Your Momma Was Right – You Need to Listen

Charalambos A.Vlachoutsicos is an adjunct professor in the International MBA Program at Athens University of Economics and Business who has outlined 6 steps to cultivate engaged employees.  In our last blog we looked at modesty and how to step aside to empower our employees to solve problems and check our ego.  I hope that in the past few days as you started to tell a story of your clever abilities and past success that you remembered our entreaty to be modest, clammed up, and saw a subordinate take responsibility in the space you allowed.

The next step to cultivate truly engaged employees is to listen seriously and show it.

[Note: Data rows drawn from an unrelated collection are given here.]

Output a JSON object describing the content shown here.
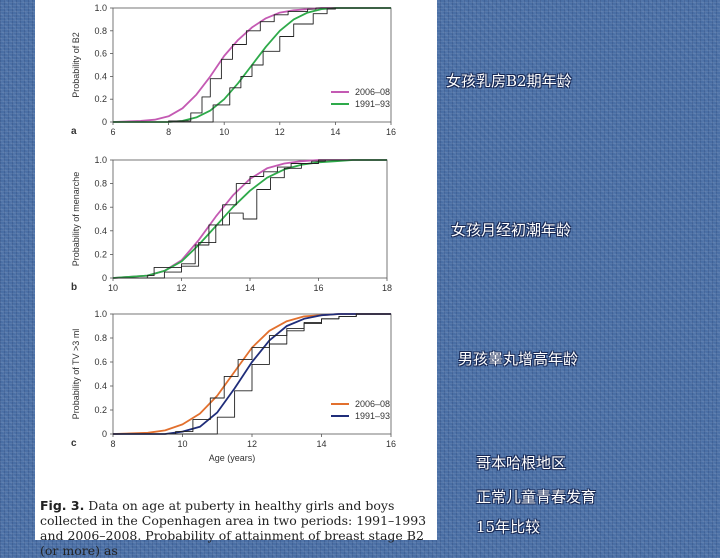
{
  "slide": {
    "annotations": [
      "女孩乳房B2期年龄",
      "女孩月经初潮年龄",
      "男孩睾丸增高年龄",
      "哥本哈根地区",
      "正常儿童青春发育",
      "15年比较"
    ]
  },
  "caption": {
    "fig_label": "Fig. 3.",
    "text": " Data on age at puberty in healthy girls and boys collected in the Copenhagen area in two periods: 1991–1993 and 2006–2008. Probability of attainment of breast stage B2 (or more) as"
  },
  "colors": {
    "pink": "#c45ab3",
    "green": "#2eaa4a",
    "orange": "#e2702e",
    "navy": "#1f2d7a",
    "step": "#222222"
  },
  "chart_data": [
    {
      "type": "line",
      "panel": "a",
      "ylabel": "Probability of B2",
      "xlabel": "",
      "xlim": [
        6,
        16
      ],
      "ylim": [
        0,
        1
      ],
      "xticks": [
        "6",
        "8",
        "10",
        "12",
        "14",
        "16"
      ],
      "yticks": [
        "0",
        "0.2",
        "0.4",
        "0.6",
        "0.8",
        "1.0"
      ],
      "legend_position": "center-right",
      "series": [
        {
          "name": "2006–08",
          "color": "pink",
          "x": [
            6,
            7,
            7.5,
            8,
            8.5,
            9,
            9.5,
            10,
            10.5,
            11,
            11.5,
            12,
            12.5,
            13,
            13.5,
            14,
            16
          ],
          "y": [
            0,
            0.01,
            0.02,
            0.05,
            0.12,
            0.24,
            0.4,
            0.58,
            0.72,
            0.83,
            0.91,
            0.96,
            0.98,
            0.99,
            1.0,
            1.0,
            1.0
          ]
        },
        {
          "name": "1991–93",
          "color": "green",
          "x": [
            6,
            8,
            8.5,
            9,
            9.5,
            10,
            10.5,
            11,
            11.5,
            12,
            12.5,
            13,
            13.5,
            14,
            16
          ],
          "y": [
            0,
            0,
            0.01,
            0.04,
            0.1,
            0.2,
            0.34,
            0.5,
            0.66,
            0.8,
            0.9,
            0.96,
            0.99,
            1.0,
            1.0
          ]
        },
        {
          "name": "",
          "color": "step",
          "x": [
            6,
            8,
            8.8,
            9.2,
            9.5,
            9.9,
            10.3,
            10.8,
            11.3,
            11.8,
            12.3,
            13,
            13.3,
            16
          ],
          "y": [
            0,
            0.01,
            0.08,
            0.22,
            0.38,
            0.55,
            0.68,
            0.8,
            0.88,
            0.94,
            0.97,
            0.99,
            1.0,
            1.0
          ]
        },
        {
          "name": "",
          "color": "step",
          "x": [
            6,
            9.2,
            9.6,
            10.2,
            10.6,
            11,
            11.4,
            12,
            12.5,
            13.2,
            13.7,
            14,
            16
          ],
          "y": [
            0,
            0,
            0.15,
            0.3,
            0.4,
            0.5,
            0.62,
            0.75,
            0.86,
            0.95,
            0.99,
            1.0,
            1.0
          ]
        }
      ]
    },
    {
      "type": "line",
      "panel": "b",
      "ylabel": "Probability of menarche",
      "xlabel": "",
      "xlim": [
        10,
        18
      ],
      "ylim": [
        0,
        1
      ],
      "xticks": [
        "10",
        "12",
        "14",
        "16",
        "18"
      ],
      "yticks": [
        "0",
        "0.2",
        "0.4",
        "0.6",
        "0.8",
        "1.0"
      ],
      "series": [
        {
          "name": "",
          "color": "pink",
          "x": [
            10,
            11,
            11.5,
            12,
            12.5,
            13,
            13.5,
            14,
            14.5,
            15,
            15.5,
            16,
            18
          ],
          "y": [
            0,
            0.02,
            0.06,
            0.15,
            0.32,
            0.52,
            0.7,
            0.84,
            0.93,
            0.97,
            0.99,
            1.0,
            1.0
          ]
        },
        {
          "name": "",
          "color": "green",
          "x": [
            10,
            11,
            11.5,
            12,
            12.5,
            13,
            13.5,
            14,
            14.5,
            15,
            15.5,
            16,
            16.5,
            17,
            18
          ],
          "y": [
            0,
            0.02,
            0.06,
            0.14,
            0.28,
            0.44,
            0.6,
            0.74,
            0.85,
            0.92,
            0.96,
            0.98,
            0.99,
            1.0,
            1.0
          ]
        },
        {
          "name": "",
          "color": "step",
          "x": [
            10,
            11,
            11.2,
            12,
            12.4,
            12.8,
            13.2,
            13.6,
            14,
            14.4,
            14.8,
            15.2,
            15.8,
            16.2,
            18
          ],
          "y": [
            0,
            0.02,
            0.09,
            0.12,
            0.28,
            0.45,
            0.62,
            0.8,
            0.86,
            0.9,
            0.94,
            0.97,
            0.99,
            1.0,
            1.0
          ]
        },
        {
          "name": "",
          "color": "step",
          "x": [
            10,
            11.5,
            12,
            12.5,
            13,
            13.4,
            13.8,
            14,
            14.2,
            14.6,
            15,
            15.5,
            16,
            18
          ],
          "y": [
            0,
            0.05,
            0.1,
            0.3,
            0.45,
            0.55,
            0.5,
            0.5,
            0.75,
            0.85,
            0.93,
            0.97,
            1.0,
            1.0
          ]
        }
      ]
    },
    {
      "type": "line",
      "panel": "c",
      "ylabel": "Probability of TV >3 ml",
      "xlabel": "Age (years)",
      "xlim": [
        8,
        16
      ],
      "ylim": [
        0,
        1
      ],
      "xticks": [
        "8",
        "10",
        "12",
        "14",
        "16"
      ],
      "yticks": [
        "0",
        "0.2",
        "0.4",
        "0.6",
        "0.8",
        "1.0"
      ],
      "legend_position": "center-right",
      "series": [
        {
          "name": "2006–08",
          "color": "orange",
          "x": [
            8,
            9,
            9.5,
            10,
            10.5,
            11,
            11.5,
            12,
            12.5,
            13,
            13.5,
            14,
            14.5,
            16
          ],
          "y": [
            0,
            0.01,
            0.03,
            0.08,
            0.17,
            0.32,
            0.52,
            0.72,
            0.86,
            0.94,
            0.98,
            0.99,
            1.0,
            1.0
          ]
        },
        {
          "name": "1991–93",
          "color": "navy",
          "x": [
            8,
            9.5,
            10,
            10.5,
            11,
            11.5,
            12,
            12.5,
            13,
            13.5,
            14,
            14.5,
            16
          ],
          "y": [
            0,
            0,
            0.02,
            0.06,
            0.18,
            0.38,
            0.6,
            0.78,
            0.9,
            0.96,
            0.99,
            1.0,
            1.0
          ]
        },
        {
          "name": "",
          "color": "step",
          "x": [
            8,
            9.8,
            10.3,
            10.8,
            11.2,
            11.6,
            12,
            12.5,
            13,
            13.5,
            14,
            14.5,
            15,
            16
          ],
          "y": [
            0,
            0.02,
            0.12,
            0.3,
            0.48,
            0.62,
            0.72,
            0.82,
            0.88,
            0.92,
            0.96,
            0.98,
            1.0,
            1.0
          ]
        },
        {
          "name": "",
          "color": "step",
          "x": [
            8,
            10.5,
            11,
            11.5,
            12,
            12.5,
            13,
            13.5,
            14,
            14.5,
            15,
            16
          ],
          "y": [
            0,
            0,
            0.14,
            0.36,
            0.58,
            0.75,
            0.86,
            0.93,
            0.96,
            0.98,
            1.0,
            1.0
          ]
        }
      ]
    }
  ]
}
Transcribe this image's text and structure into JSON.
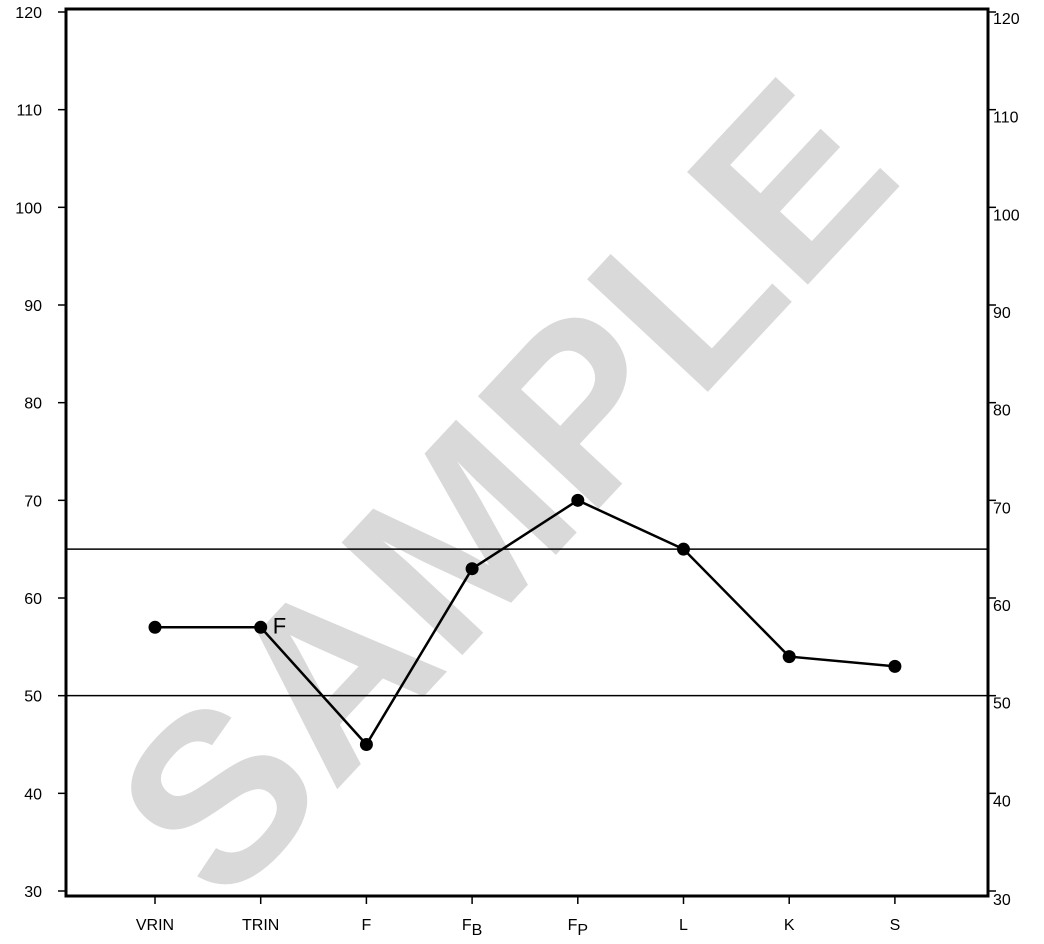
{
  "chart_data": {
    "type": "line",
    "title": "",
    "xlabel": "",
    "ylabel": "",
    "ylim": [
      30,
      120
    ],
    "yticks": [
      30,
      40,
      50,
      60,
      70,
      80,
      90,
      100,
      110,
      120
    ],
    "categories": [
      {
        "main": "VRIN",
        "sub": ""
      },
      {
        "main": "TRIN",
        "sub": ""
      },
      {
        "main": "F",
        "sub": ""
      },
      {
        "main": "F",
        "sub": "B"
      },
      {
        "main": "F",
        "sub": "P"
      },
      {
        "main": "L",
        "sub": ""
      },
      {
        "main": "K",
        "sub": ""
      },
      {
        "main": "S",
        "sub": ""
      }
    ],
    "series": [
      {
        "values": [
          57,
          57,
          45,
          63,
          70,
          65,
          54,
          53
        ]
      }
    ],
    "reference_lines": [
      65,
      50
    ],
    "annotations": [
      {
        "category_index": 1,
        "text": "F"
      }
    ],
    "grid": false,
    "watermark": "SAMPLE"
  }
}
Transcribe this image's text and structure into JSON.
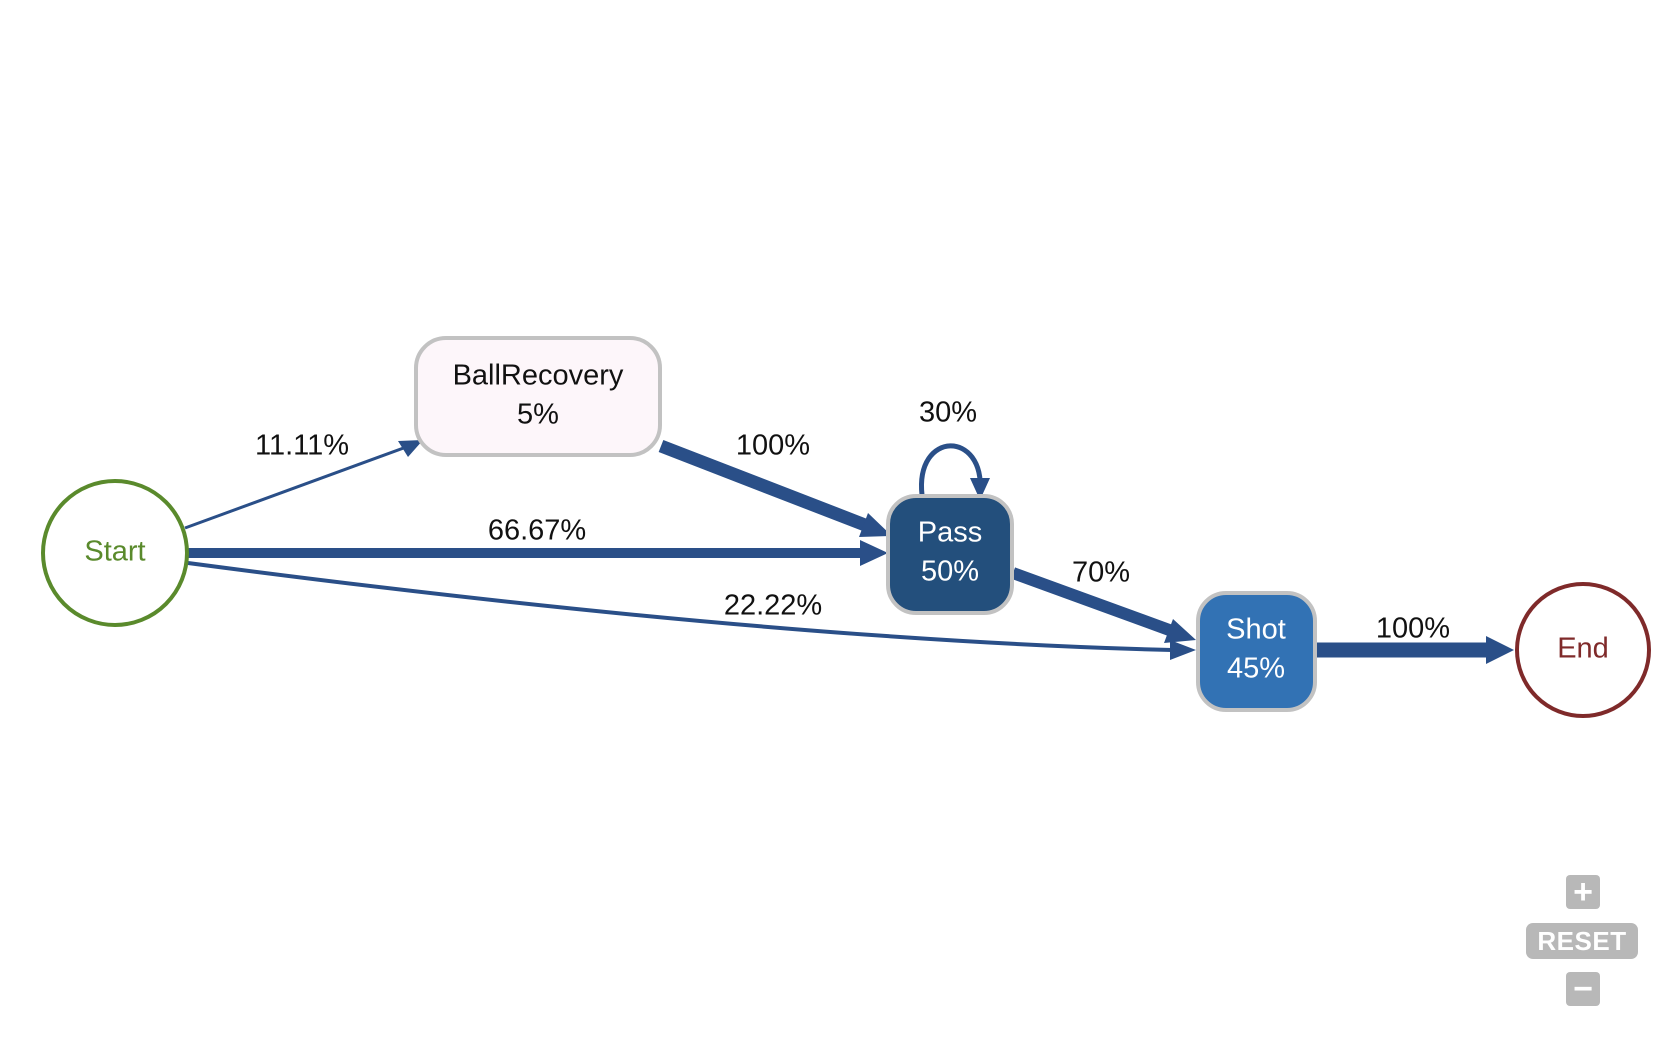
{
  "diagram": {
    "nodes": {
      "start": {
        "label": "Start"
      },
      "ballrecovery": {
        "label": "BallRecovery",
        "pct": "5%"
      },
      "pass": {
        "label": "Pass",
        "pct": "50%"
      },
      "shot": {
        "label": "Shot",
        "pct": "45%"
      },
      "end": {
        "label": "End"
      }
    },
    "edges": {
      "start_ballrecovery": "11.11%",
      "start_pass": "66.67%",
      "start_shot": "22.22%",
      "ballrecovery_pass": "100%",
      "pass_pass": "30%",
      "pass_shot": "70%",
      "shot_end": "100%"
    }
  },
  "colors": {
    "edge": "#2a4f88",
    "start_stroke": "#5a8a2c",
    "end_stroke": "#7f2a2a",
    "ballrecovery_fill": "#fdf6fa",
    "pass_fill": "#234f7c",
    "shot_fill": "#3272b4",
    "node_border": "#c2c2c2"
  },
  "controls": {
    "zoom_in_label": "+",
    "reset_label": "RESET",
    "zoom_out_label": "−"
  }
}
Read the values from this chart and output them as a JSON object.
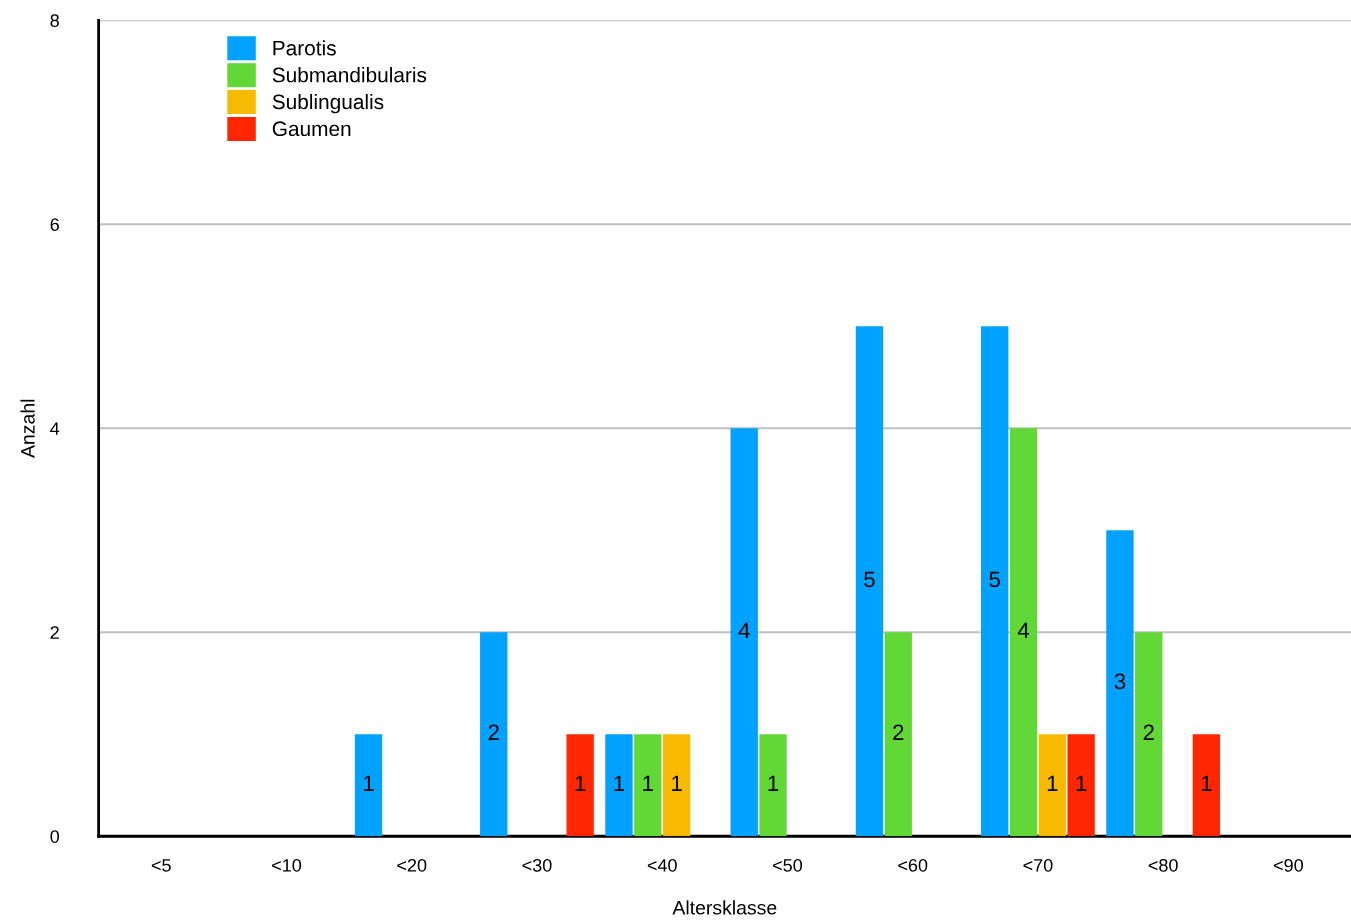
{
  "chart_data": {
    "type": "bar",
    "xlabel": "Altersklasse",
    "ylabel": "Anzahl",
    "categories": [
      "<5",
      "<10",
      "<20",
      "<30",
      "<40",
      "<50",
      "<60",
      "<70",
      "<80",
      "<90"
    ],
    "series": [
      {
        "name": "Parotis",
        "color": "#00a2ff",
        "values": [
          null,
          null,
          1,
          2,
          1,
          4,
          5,
          5,
          3,
          null
        ]
      },
      {
        "name": "Submandibularis",
        "color": "#61d836",
        "values": [
          null,
          null,
          null,
          null,
          1,
          1,
          2,
          4,
          2,
          null
        ]
      },
      {
        "name": "Sublingualis",
        "color": "#f8ba00",
        "values": [
          null,
          null,
          null,
          null,
          1,
          null,
          null,
          1,
          null,
          null
        ]
      },
      {
        "name": "Gaumen",
        "color": "#ff2600",
        "values": [
          null,
          null,
          null,
          1,
          null,
          null,
          null,
          1,
          1,
          null
        ]
      }
    ],
    "ylim": [
      0,
      8
    ],
    "yticks": [
      0,
      2,
      4,
      6,
      8
    ],
    "grid": "y",
    "legend": "top left",
    "data_labels": true
  }
}
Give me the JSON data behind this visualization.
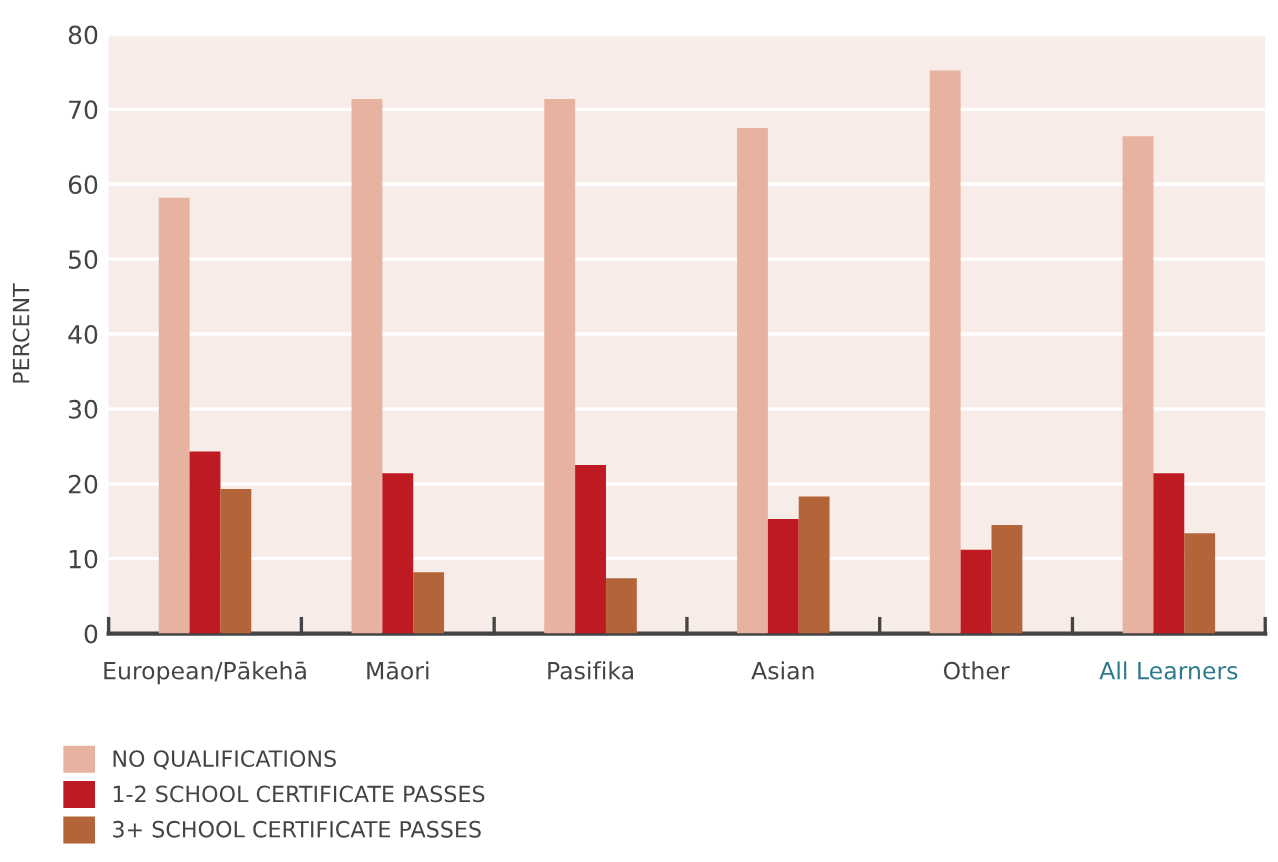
{
  "chart_data": {
    "type": "bar",
    "ylabel": "PERCENT",
    "categories": [
      "European/Pākehā",
      "Māori",
      "Pasifika",
      "Asian",
      "Other",
      "All Learners"
    ],
    "series": [
      {
        "name": "NO QUALIFICATIONS",
        "color": "#e8b2a0",
        "values": [
          58.2,
          71.4,
          71.4,
          67.5,
          75.2,
          66.4
        ]
      },
      {
        "name": "1-2 SCHOOL CERTIFICATE PASSES",
        "color": "#be1a22",
        "values": [
          24.3,
          21.4,
          22.5,
          15.3,
          11.2,
          21.4
        ]
      },
      {
        "name": "3+ SCHOOL CERTIFICATE PASSES",
        "color": "#b36438",
        "values": [
          19.3,
          8.2,
          7.4,
          18.3,
          14.5,
          13.4
        ]
      }
    ],
    "ylim": [
      0,
      80
    ],
    "yticks": [
      0,
      10,
      20,
      30,
      40,
      50,
      60,
      70,
      80
    ],
    "grid": "y",
    "legend": "bottom left"
  }
}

Today we will look at listening – literally.  While we as managers have learned the benefits of truly hearing our employees, we don’t always show it and they certainly don’t always see it.  Have you ever been guilty of looking at your watch, reading a text, shuffling papers, or picking lint as someone was speaking to you?  You may not even realize it, and certainly may be listening.  But if your employees register your body language as distracted or worse, disinterested, that will be the message they hear loud and clear.

Vlachoutsicos shares the story of how he was trying to lead a turnaround at a flourmill that had undergone a takeover.  The local supervisors were resisting the changes he suggested even though he had tried to include them in the decision-making.  Finally Vlachoutsicos sat down with the most challenging supervisor who countered that he had never listed to his feedback.  Surprised, Vlachoutsicos reminded the supervisor that he had taken copious notes at every meeting.  “I saw you writing, yes, but you used loose sheets that I’m pretty sure you threw away afterward.  If you were taking our input seriously, you’d be using a bound notebook, as you see me do.”  Despite arguments to the contrary, the supervisor would not believe Vlachoutsicos until he brought in the large binder in which he had compiled his notes.  The impact was dramatic with the supervisors trusting that he had carefully weighed their input and could accept even his decisions against their input.

Even though listening might be something you are good at, you have to show it as well.  Do your employees see you as a good listener?  Perhaps you should find out.